UK fintech startup Stoa has launched its new ‘Stoa Pots’, offering consumers a new model for their savings. Instead of earning traditional interest rates, the platform turns savings deposits into free subscriptions and one-off lifestyle perks, such as Netflix, Strava, Apple devices, and flights.
Stoa is positioning its model as a “third destination for money,” creating a new option that is distinct from the traditional choices of spending or investing.
Tackling an “outdated” savings market
Stoa is launching into a UK savings market that it describes as “vast but outdated.” The company cites recent research showing that UK savers are sitting on more than £614billion in “spare cash” – a figure that has grown by a third since 2022.
This highlights a significant consumer preference for holding cash rather than investing, which the company attributes to risk aversion, lack of knowledge, inertia, or fear driven by inflation and recession. With around 15 million adults now holding excess cash, Stoa argues there is a clear lack of innovation and choice in the current system.
The company noted that in 2024, deposits in UK savings accounts exceeded £2trillion, yet most options for everyday savers remain limited to traditional accounts, ISAs, or fixed-term products that deliver modest, often-taxed returns which rarely beat inflation.
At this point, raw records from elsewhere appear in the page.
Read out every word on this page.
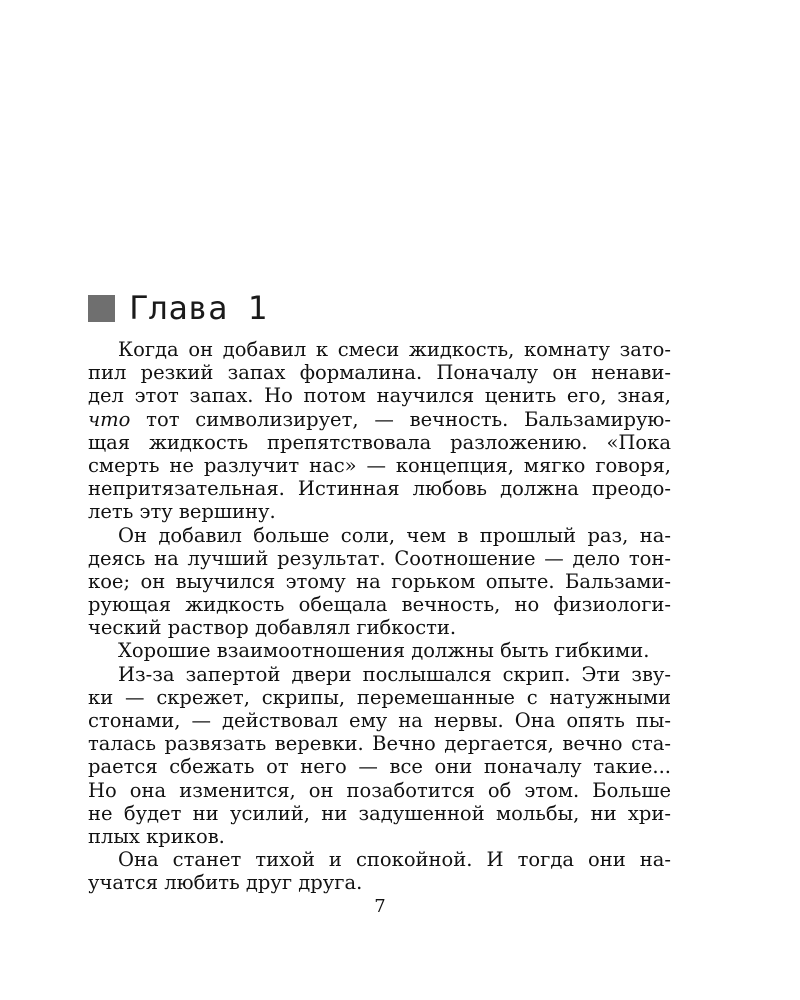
Глава 1
Когда он добавил к смеси жидкость, комнату зато-
пил резкий запах формалина. Поначалу он ненави-
дел этот запах. Но потом научился ценить его, зная,
что тот символизирует, — вечность. Бальзамирую-
щая жидкость препятствовала разложению. «Пока
смерть не разлучит нас» — концепция, мягко говоря,
непритязательная. Истинная любовь должна преодо-
леть эту вершину.
Он добавил больше соли, чем в прошлый раз, на-
деясь на лучший результат. Соотношение — дело тон-
кое; он выучился этому на горьком опыте. Бальзами-
рующая жидкость обещала вечность, но физиологи-
ческий раствор добавлял гибкости.
Хорошие взаимоотношения должны быть гибкими.
Из-за запертой двери послышался скрип. Эти зву-
ки — скрежет, скрипы, перемешанные с натужными
стонами, — действовал ему на нервы. Она опять пы-
талась развязать веревки. Вечно дергается, вечно ста-
рается сбежать от него — все они поначалу такие...
Но она изменится, он позаботится об этом. Больше
не будет ни усилий, ни задушенной мольбы, ни хри-
плых криков.
Она станет тихой и спокойной. И тогда они на-
учатся любить друг друга.
7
A “healthier alternative” to BNPL
Stoa is positioning its “save, we pay” model as a direct and “healthier alternative” to the credit-fuelled ‘buy-now, pay-later’ (BNPL) boom.
“BNPL makes you buy things you don’t need with the money you don’t have,” said Mike Saraswat, co-founder and chief executive officer of Stoa. “Stoa is the opposite. Our message is simple: you save, we pay. By turning savings into instant lifestyle rewards – from FT and Third Space to private club memberships and NordVPN – we’re making financial discipline feel as good as spending, but without the debt hangover.”
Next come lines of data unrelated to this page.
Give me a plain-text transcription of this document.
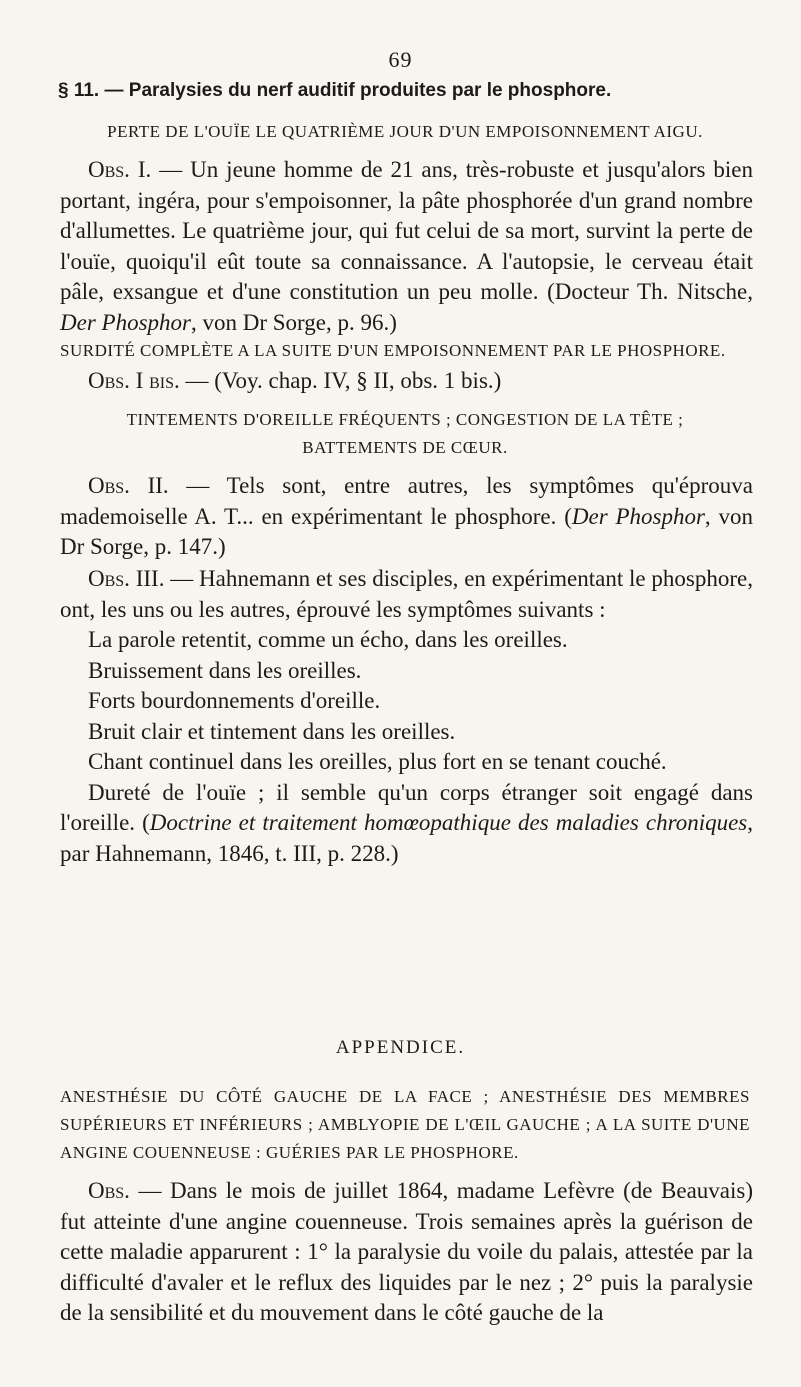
69
§ 11. — Paralysies du nerf auditif produites par le phosphore.
PERTE DE L'OUÏE LE QUATRIÈME JOUR D'UN EMPOISONNEMENT AIGU.

Obs. I. — Un jeune homme de 21 ans, très-robuste et jusqu'alors bien portant, ingéra, pour s'empoisonner, la pâte phosphorée d'un grand nombre d'allumettes. Le quatrième jour, qui fut celui de sa mort, survint la perte de l'ouïe, quoiqu'il eût toute sa connaissance. A l'autopsie, le cerveau était pâle, exsangue et d'une constitution un peu molle. (Docteur Th. Nitsche, Der Phosphor, von Dr Sorge, p. 96.)

SURDITÉ COMPLÈTE A LA SUITE D'UN EMPOISONNEMENT PAR LE PHOSPHORE.

Obs. I bis. — (Voy. chap. IV, § II, obs. 1 bis.)

TINTEMENTS D'OREILLE FRÉQUENTS ; CONGESTION DE LA TÊTE ; BATTEMENTS DE CŒUR.

Obs. II. — Tels sont, entre autres, les symptômes qu'éprouva mademoiselle A. T... en expérimentant le phosphore. (Der Phosphor, von Dr Sorge, p. 147.)

Obs. III. — Hahnemann et ses disciples, en expérimentant le phosphore, ont, les uns ou les autres, éprouvé les symptômes suivants :

La parole retentit, comme un écho, dans les oreilles.

Bruissement dans les oreilles.

Forts bourdonnements d'oreille.

Bruit clair et tintement dans les oreilles.

Chant continuel dans les oreilles, plus fort en se tenant couché.

Dureté de l'ouïe ; il semble qu'un corps étranger soit engagé dans l'oreille. (Doctrine et traitement homœopathique des maladies chroniques, par Hahnemann, 1846, t. III, p. 228.)

APPENDICE.
ANESTHÉSIE DU CÔTÉ GAUCHE DE LA FACE ; ANESTHÉSIE DES MEMBRES SUPÉRIEURS ET INFÉRIEURS ; AMBLYOPIE DE L'ŒIL GAUCHE ; A LA SUITE D'UNE ANGINE COUENNEUSE : GUÉRIES PAR LE PHOSPHORE.

Obs. — Dans le mois de juillet 1864, madame Lefèvre (de Beauvais) fut atteinte d'une angine couenneuse. Trois semaines après la guérison de cette maladie apparurent : 1° la paralysie du voile du palais, attestée par la difficulté d'avaler et le reflux des liquides par le nez ; 2° puis la paralysie de la sensibilité et du mouvement dans le côté gauche de la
The platform works by having users deposit money into a ‘Stoa Pot’, which in turn immediately unlocks rewards. These rewards can be ongoing subscriptions like Netflix, Spotify, or Strava, or one-off perks such as flights, Amazon vouchers, Waitrose shopping, or Apple devices. The goal is to make the act of saving as “satisfying as spending.”
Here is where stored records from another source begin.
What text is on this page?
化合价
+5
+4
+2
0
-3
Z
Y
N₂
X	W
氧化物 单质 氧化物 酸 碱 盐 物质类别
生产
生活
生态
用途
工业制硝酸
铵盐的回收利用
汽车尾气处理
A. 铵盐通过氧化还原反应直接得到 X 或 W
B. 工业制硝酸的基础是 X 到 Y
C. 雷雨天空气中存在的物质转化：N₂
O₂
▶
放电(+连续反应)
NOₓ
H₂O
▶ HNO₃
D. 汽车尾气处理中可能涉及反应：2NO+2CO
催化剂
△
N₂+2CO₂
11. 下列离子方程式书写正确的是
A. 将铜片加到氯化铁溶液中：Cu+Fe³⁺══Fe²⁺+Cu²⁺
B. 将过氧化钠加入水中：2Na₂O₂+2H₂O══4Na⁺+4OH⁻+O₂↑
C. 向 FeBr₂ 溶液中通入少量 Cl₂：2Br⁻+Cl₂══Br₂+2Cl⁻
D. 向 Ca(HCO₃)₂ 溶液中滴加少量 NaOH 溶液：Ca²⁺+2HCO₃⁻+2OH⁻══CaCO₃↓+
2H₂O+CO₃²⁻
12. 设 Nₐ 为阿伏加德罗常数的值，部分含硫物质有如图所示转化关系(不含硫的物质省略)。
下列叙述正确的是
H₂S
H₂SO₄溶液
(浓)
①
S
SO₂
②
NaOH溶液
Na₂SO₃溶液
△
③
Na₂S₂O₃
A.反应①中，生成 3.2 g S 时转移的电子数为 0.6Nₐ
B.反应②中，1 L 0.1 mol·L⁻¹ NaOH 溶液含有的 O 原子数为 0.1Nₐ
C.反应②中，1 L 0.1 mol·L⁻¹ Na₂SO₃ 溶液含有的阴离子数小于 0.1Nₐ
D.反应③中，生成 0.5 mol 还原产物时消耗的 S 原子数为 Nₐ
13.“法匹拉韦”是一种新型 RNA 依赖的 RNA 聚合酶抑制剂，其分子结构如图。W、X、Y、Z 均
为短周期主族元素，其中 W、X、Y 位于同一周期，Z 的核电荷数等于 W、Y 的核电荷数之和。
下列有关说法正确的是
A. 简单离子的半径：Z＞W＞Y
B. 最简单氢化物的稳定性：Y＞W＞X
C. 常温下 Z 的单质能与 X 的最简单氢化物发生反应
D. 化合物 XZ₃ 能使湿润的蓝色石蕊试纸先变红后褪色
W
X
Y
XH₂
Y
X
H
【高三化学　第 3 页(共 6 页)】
A “middle technology layer” for the savings ecosystem
Sam Goodenough, co-founder and chief technology officer of Stoa, described the concept as creating a “third destination” for consumers’ money.
“For years, UK consumers have only had two destinations for their money: spend it, or invest it,” said Goodenough. “But not everyone wants to invest, and spending – often fuelled by overconsumption — can create regret. Stoa creates a third destination: a place where savings are safe, measurable and instantly rewarding.”
Fundamentally, the Stoa platform is a smart “middle technology layer” designed to sit within the savings ecosystem, working with banks, building societies, merchants, and end customers. By connecting deposits directly to rewards, Stoa aims to enable financial institutions to engage customers in new ways, while simultaneously helping merchants acquire and retain those customers more effectively.
Guy Pantall, head of financial product architecture at Stoa, added: “As rates and consumer behaviour evolve, cash management needs to evolve too. The challenge is to make cash work harder without pushing people into investments they don’t want or debt they can’t afford. Stoa creates innovative ways for consumers and institutions alike to turn cash into real value — instantly and responsibly.”
Stoa was founded in 2022 with a mission to “make your savings power your lifestyle” by rewarding financial stability instead of debt.